Based on the programme content, expected near- to mid-term trends include:

• Tighter integration of high-resolution MS, ion mobility and multidimensional separations for routine complex-sample workflows, including automated feature annotation pipelines.
• Wider uptake of SFC/UPC2 for complementary selectivity, especially where broad polarity ranges or chiral separations are needed.
• Advances in interfaces and detectors (soft ionisation, VUV, FTIR coupling) to provide richer orthogonal information and reduce reliance on single-detection paradigms.
• Continued development of micro- and nano-scale sample preparation and separation hardware to enable low-volume, high-sensitivity assays for clinical and in vivo monitoring.
• Increased application of machine learning and Bayesian frameworks for method development, peak deconvolution and automated data interpretation.

Conclusion

HTC-14 captures a field in active transition: multidimensional and hyphenated separations are evolving from specialist research tools into more accessible, application-ready solutions.
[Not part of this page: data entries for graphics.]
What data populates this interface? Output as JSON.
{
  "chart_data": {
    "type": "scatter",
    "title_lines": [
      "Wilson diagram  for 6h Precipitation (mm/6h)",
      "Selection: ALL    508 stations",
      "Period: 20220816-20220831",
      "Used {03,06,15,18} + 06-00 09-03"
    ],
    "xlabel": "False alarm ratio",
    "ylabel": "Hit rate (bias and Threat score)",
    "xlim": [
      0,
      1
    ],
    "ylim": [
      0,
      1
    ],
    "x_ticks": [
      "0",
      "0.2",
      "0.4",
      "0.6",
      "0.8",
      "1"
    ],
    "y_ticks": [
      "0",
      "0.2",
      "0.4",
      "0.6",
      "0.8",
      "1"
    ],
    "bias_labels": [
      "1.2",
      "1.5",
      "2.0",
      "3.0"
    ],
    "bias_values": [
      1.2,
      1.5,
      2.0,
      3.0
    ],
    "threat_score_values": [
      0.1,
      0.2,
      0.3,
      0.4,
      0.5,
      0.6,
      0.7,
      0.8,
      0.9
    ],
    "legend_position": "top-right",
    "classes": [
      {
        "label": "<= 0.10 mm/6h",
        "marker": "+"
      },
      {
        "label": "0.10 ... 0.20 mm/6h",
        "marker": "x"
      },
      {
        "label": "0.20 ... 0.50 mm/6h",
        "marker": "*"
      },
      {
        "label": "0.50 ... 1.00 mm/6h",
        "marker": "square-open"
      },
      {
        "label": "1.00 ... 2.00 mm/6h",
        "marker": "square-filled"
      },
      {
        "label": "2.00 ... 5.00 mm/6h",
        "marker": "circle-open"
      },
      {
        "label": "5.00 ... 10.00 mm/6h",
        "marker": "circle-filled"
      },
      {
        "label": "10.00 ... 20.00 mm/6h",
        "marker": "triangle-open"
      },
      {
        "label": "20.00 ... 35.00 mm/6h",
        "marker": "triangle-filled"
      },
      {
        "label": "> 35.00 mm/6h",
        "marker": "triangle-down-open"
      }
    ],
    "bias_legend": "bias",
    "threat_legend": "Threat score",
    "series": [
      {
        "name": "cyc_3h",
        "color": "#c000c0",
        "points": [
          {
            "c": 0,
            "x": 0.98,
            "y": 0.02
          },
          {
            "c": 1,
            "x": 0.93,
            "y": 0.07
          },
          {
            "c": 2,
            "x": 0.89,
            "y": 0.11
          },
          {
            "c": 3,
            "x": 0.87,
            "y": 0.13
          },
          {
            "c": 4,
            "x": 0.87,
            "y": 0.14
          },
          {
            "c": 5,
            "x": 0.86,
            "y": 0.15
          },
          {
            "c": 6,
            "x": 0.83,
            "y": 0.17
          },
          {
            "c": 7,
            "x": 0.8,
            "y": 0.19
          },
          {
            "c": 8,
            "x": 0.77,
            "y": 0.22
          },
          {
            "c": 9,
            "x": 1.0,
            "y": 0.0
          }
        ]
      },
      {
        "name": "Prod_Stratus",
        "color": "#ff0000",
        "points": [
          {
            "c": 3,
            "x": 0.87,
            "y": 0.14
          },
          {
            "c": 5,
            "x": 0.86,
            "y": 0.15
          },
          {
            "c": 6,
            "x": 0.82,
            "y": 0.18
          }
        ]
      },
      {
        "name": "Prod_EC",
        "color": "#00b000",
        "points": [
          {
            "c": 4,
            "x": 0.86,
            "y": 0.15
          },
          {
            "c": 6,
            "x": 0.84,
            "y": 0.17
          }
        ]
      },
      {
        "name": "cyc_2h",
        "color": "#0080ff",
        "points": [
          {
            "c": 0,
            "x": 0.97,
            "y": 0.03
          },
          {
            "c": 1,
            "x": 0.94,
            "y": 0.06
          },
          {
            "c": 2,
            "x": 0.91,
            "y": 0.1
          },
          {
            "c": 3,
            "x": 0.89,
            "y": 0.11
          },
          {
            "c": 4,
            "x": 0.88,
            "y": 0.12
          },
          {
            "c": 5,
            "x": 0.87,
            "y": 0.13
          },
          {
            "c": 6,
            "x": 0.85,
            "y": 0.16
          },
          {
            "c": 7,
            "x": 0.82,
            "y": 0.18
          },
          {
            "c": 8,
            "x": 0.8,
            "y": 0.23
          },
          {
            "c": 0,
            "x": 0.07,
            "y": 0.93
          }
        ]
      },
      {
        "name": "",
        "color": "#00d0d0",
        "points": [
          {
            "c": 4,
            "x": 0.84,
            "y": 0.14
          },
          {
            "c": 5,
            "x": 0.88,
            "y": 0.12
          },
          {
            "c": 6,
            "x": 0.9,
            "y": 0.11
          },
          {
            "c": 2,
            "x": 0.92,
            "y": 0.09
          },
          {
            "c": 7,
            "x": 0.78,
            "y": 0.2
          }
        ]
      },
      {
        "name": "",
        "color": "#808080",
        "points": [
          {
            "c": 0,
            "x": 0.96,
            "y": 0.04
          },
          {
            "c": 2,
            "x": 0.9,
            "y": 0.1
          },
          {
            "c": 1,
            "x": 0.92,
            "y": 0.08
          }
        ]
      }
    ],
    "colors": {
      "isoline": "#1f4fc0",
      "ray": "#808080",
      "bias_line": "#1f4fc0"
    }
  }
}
The conference emphasised the need for balanced system design—matching separation format, modulation/transfer strategy and detector capability—to deliver actionable information for industry and research. Cross-disciplinary integration (separations, ionisation science, high-resolution MS, chemometrics) will continue to define progress and expand the real-world impact of chromatographic science.

References

The submitted programme lists talks, tutorials and posters but does not provide a bibliography or specific literature citations. No formal references were provided within the programme document.